#!/bin/bash
set -euo pipefail

# =============================================================================
# nginx charset_map utf-8 source charset NULL-deref / segfault reproduction
# =============================================================================
# Vulnerability: charset_map with utf-8 in the first column (source charset)
# creates wrong-format single-byte tables. When the charset filter's
# recode_from_utf8() path casts the 256-byte table to u_char** and dereferences
# table[n >> 8] as a pointer, it reads garbage bytes as a pointer address and
# segfaults (SIGSEGV / signal 11).
#
# Fix (commit 29c23ad846787e8baa1390b2edca479eb63ea8d7): rejects charset_map
# with utf-8 in the first column at config-parse time.
# =============================================================================

ROOT="${PRUVA_ROOT:-$(cd "$(dirname "$0")/.." && pwd)}"
LOGS="$ROOT/logs"
REPRO_DIR="$ROOT/repro"
mkdir -p "$LOGS" "$REPRO_DIR"

cd "$ROOT"

FIXED_COMMIT="29c23ad846787e8baa1390b2edca479eb63ea8d7"

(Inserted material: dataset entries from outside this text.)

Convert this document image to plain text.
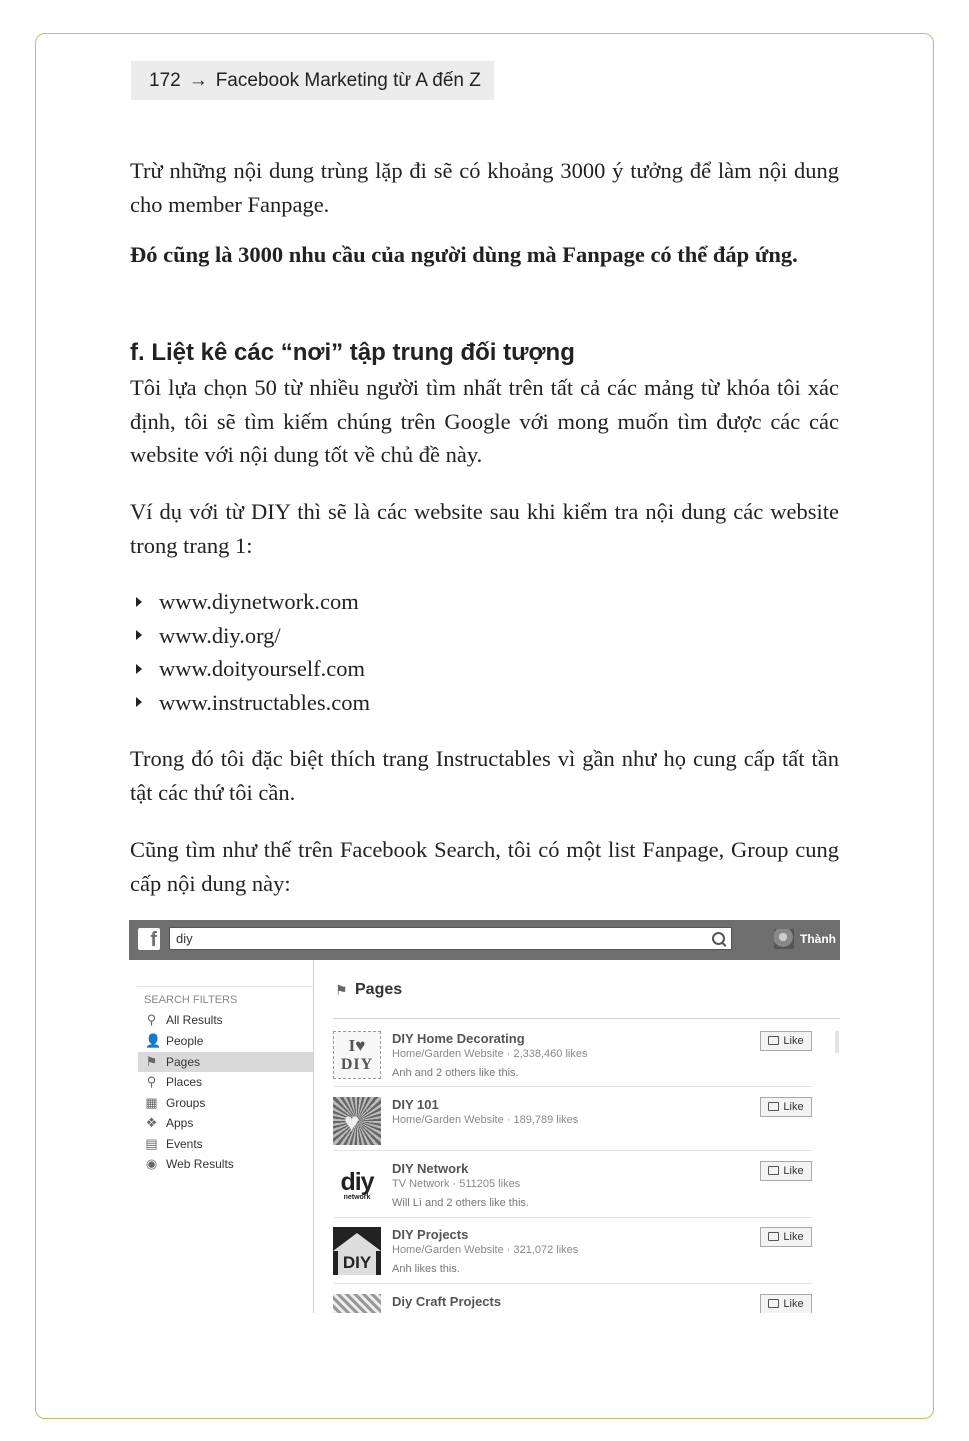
172 → Facebook Marketing từ A đến Z

Trừ những nội dung trùng lặp đi sẽ có khoảng 3000 ý tưởng để làm nội dung cho member Fanpage.

Đó cũng là 3000 nhu cầu của người dùng mà Fanpage có thể đáp ứng.

f. Liệt kê các “nơi” tập trung đối tượng

Tôi lựa chọn 50 từ nhiều người tìm nhất trên tất cả các mảng từ khóa tôi xác định, tôi sẽ tìm kiếm chúng trên Google với mong muốn tìm được các các website với nội dung tốt về chủ đề này.

Ví dụ với từ DIY thì sẽ là các website sau khi kiểm tra nội dung các website trong trang 1:

www.diynetwork.com
www.diy.org/
www.doityourself.com
www.instructables.com

Trong đó tôi đặc biệt thích trang Instructables vì gần như họ cung cấp tất tần tật các thứ tôi cần.

Cũng tìm như thế trên Facebook Search, tôi có một list Fanpage, Group cung cấp nội dung này:

f diy	Thành
SEARCH FILTERS
⚲ All Results
👤 People
⚑ Pages
⚲ Places
▦ Groups
❖ Apps
▤ Events
◉ Web Results
⚑ Pages
I♥
DIY
DIY Home Decorating
Home/Garden Website · 2,338,460 likes
Anh and 2 others like this.
Like
♥
DIY 101
Home/Garden Website · 189,789 likes
Like
diy
network
DIY Network
TV Network · 511205 likes
Will Lì and 2 others like this.
Like
DIY
DIY Projects
Home/Garden Website · 321,072 likes
Anh likes this.
Like
Diy Craft Projects	Like
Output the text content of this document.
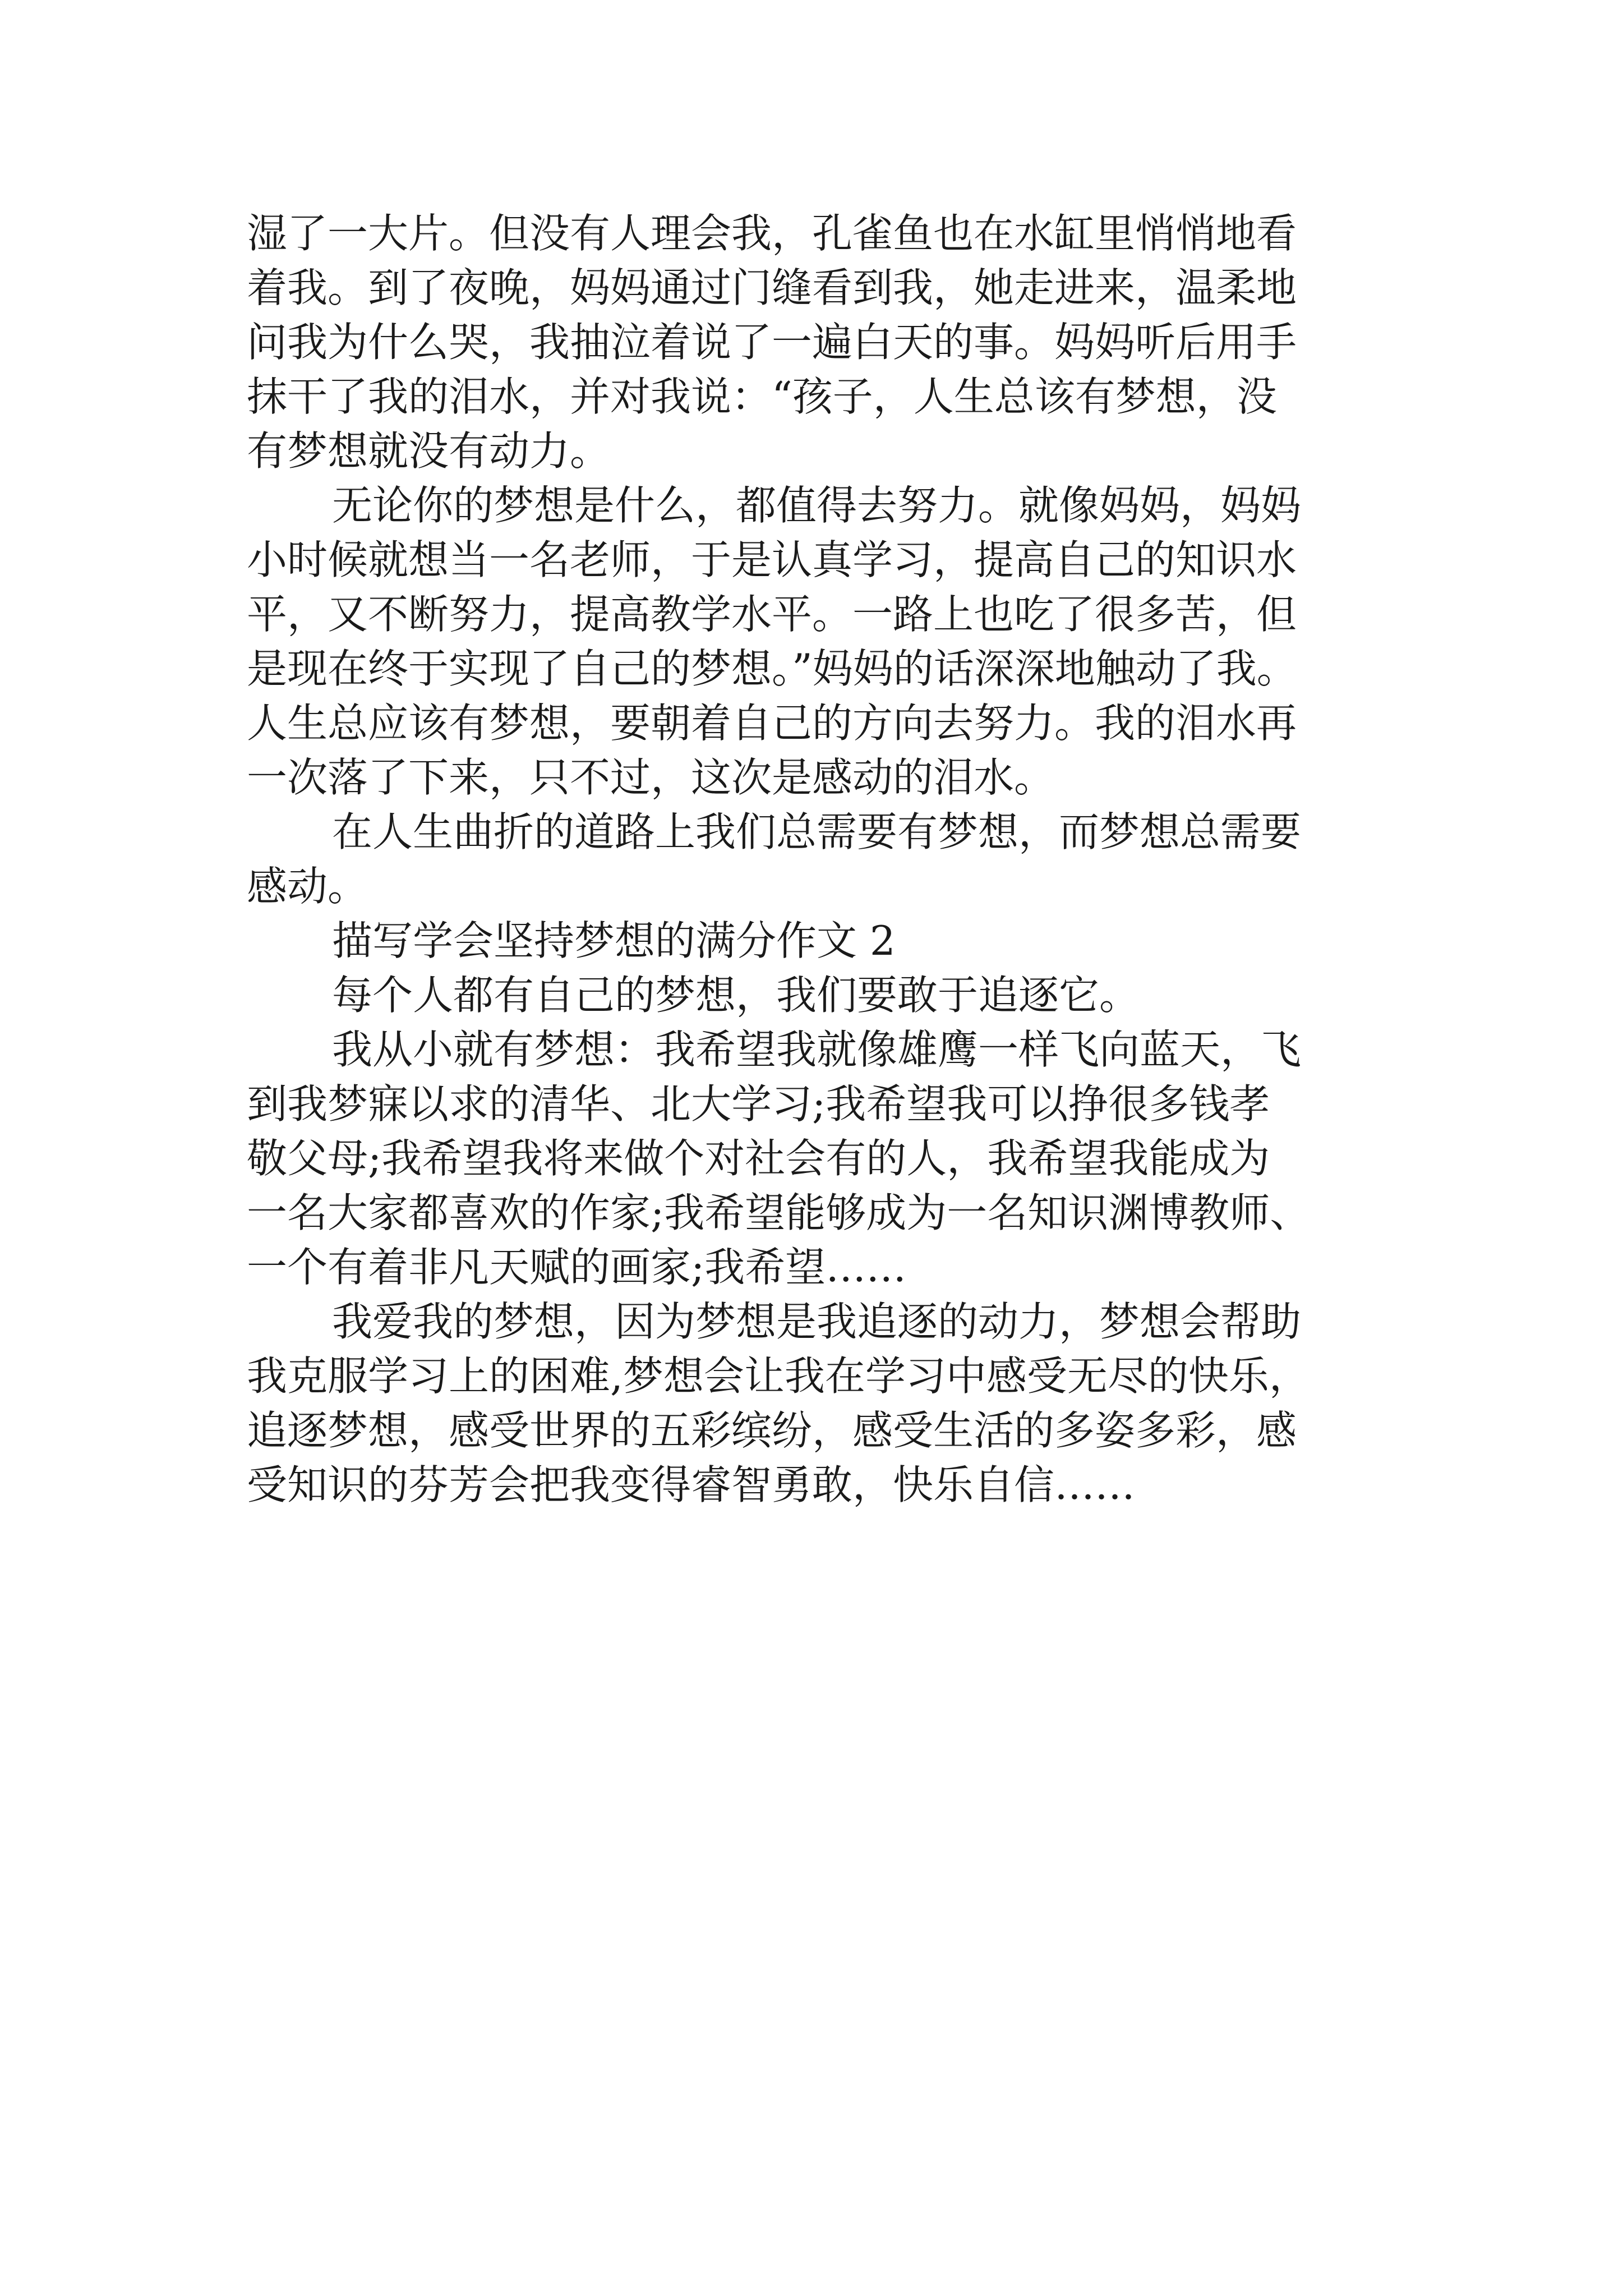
湿了一大片。但没有人理会我，孔雀鱼也在水缸里悄悄地看
着我。到了夜晚，妈妈通过门缝看到我，她走进来，温柔地
问我为什么哭，我抽泣着说了一遍白天的事。妈妈听后用手
抹干了我的泪水，并对我说：“孩子，人生总该有梦想，没
有梦想就没有动力。
无论你的梦想是什么，都值得去努力。就像妈妈，妈妈
小时候就想当一名老师，于是认真学习，提高自己的知识水
平，又不断努力，提高教学水平。一路上也吃了很多苦，但
是现在终于实现了自己的梦想。”妈妈的话深深地触动了我。
人生总应该有梦想，要朝着自己的方向去努力。我的泪水再
一次落了下来，只不过，这次是感动的泪水。
在人生曲折的道路上我们总需要有梦想，而梦想总需要
感动。
描写学会坚持梦想的满分作文 2
每个人都有自己的梦想，我们要敢于追逐它。
我从小就有梦想：我希望我就像雄鹰一样飞向蓝天，飞
到我梦寐以求的清华、北大学习;我希望我可以挣很多钱孝
敬父母;我希望我将来做个对社会有的人，我希望我能成为
一名大家都喜欢的作家;我希望能够成为一名知识渊博教师、
一个有着非凡天赋的画家;我希望……
我爱我的梦想，因为梦想是我追逐的动力，梦想会帮助
我克服学习上的困难,梦想会让我在学习中感受无尽的快乐，
追逐梦想，感受世界的五彩缤纷，感受生活的多姿多彩，感
受知识的芬芳会把我变得睿智勇敢，快乐自信……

# Random port base to avoid TIME_WAIT conflicts between consecutive runs
PORT_BASE=$((20000 + (RANDOM % 2000) + 100))

# ----------------------------------------------------------------------------
# Read project cache context to locate pre-built nginx binaries
# ----------------------------------------------------------------------------
CACHE_DIR=""
if [ -f "$ROOT/project_cache_context.json" ]; then
    CACHE_DIR=$(python3 -c \
        "import json; d=json.load(open('$ROOT/project_cache_context.json')); print(d.get('project_cache_dir',''))" \
        2>/dev/null || echo "")
fi

# ----------------------------------------------------------------------------
# Build nginx from source if pre-built binaries are not available
# ----------------------------------------------------------------------------
build_nginx() {
    local repo_dir="$1"
    local commit="$2"
    local prefix="$3"

    echo "[BUILD] Building nginx at commit $commit -> $prefix"
    git -C "$repo_dir" checkout -f "$commit" >/dev/null 2>&1
    cd "$repo_dir"
    make clean 2>/dev/null || true
    rm -rf objs Makefile
    ./auto/configure --prefix="$prefix" \
        --without-http_rewrite_module --without-http_gzip_module \
        --with-cc-opt='-g -O0' >>"$LOGS/build_$(basename "$prefix").log" 2>&1
    make -j"$(nproc)" >>"$LOGS/build_$(basename "$prefix").log" 2>&1
    make install >>"$LOGS/build_$(basename "$prefix").log" 2>&1
    cd "$ROOT"
}

VULN_NGINX=""
FIXED_NGINX=""

if [ -n "$CACHE_DIR" ] && [ -x "$CACHE_DIR/nginx-vuln/sbin/nginx" ] && [ -x "$CACHE_DIR/nginx-fixed/sbin/nginx" ]; then
    VULN_NGINX="$CACHE_DIR/nginx-vuln/sbin/nginx"
    FIXED_NGINX="$CACHE_DIR/nginx-fixed/sbin/nginx"
    echo "[INFO] Using pre-built nginx binaries from project cache"
    echo "[INFO] Vuln:  $VULN_NGINX"
    echo "[INFO] Fixed: $FIXED_NGINX"
else
    echo "[INFO] Pre-built binaries not found; building from source"
    REPO=""
    if [ -n "$CACHE_DIR" ] && [ -d "$CACHE_DIR/repo" ]; then
        REPO="$CACHE_DIR/repo"
    else
        REPO="$ROOT/artifacts/nginx-src"
        mkdir -p "$ROOT/artifacts"
        git clone --quiet https://github.com/nginx/nginx.git "$REPO"
    fi

    VULN_PREFIX="${CACHE_DIR:-$ROOT/artifacts}/nginx-vuln"
    FIXED_PREFIX="${CACHE_DIR:-$ROOT/artifacts}/nginx-fixed"
    mkdir -p "$VULN_PREFIX" "$FIXED_PREFIX"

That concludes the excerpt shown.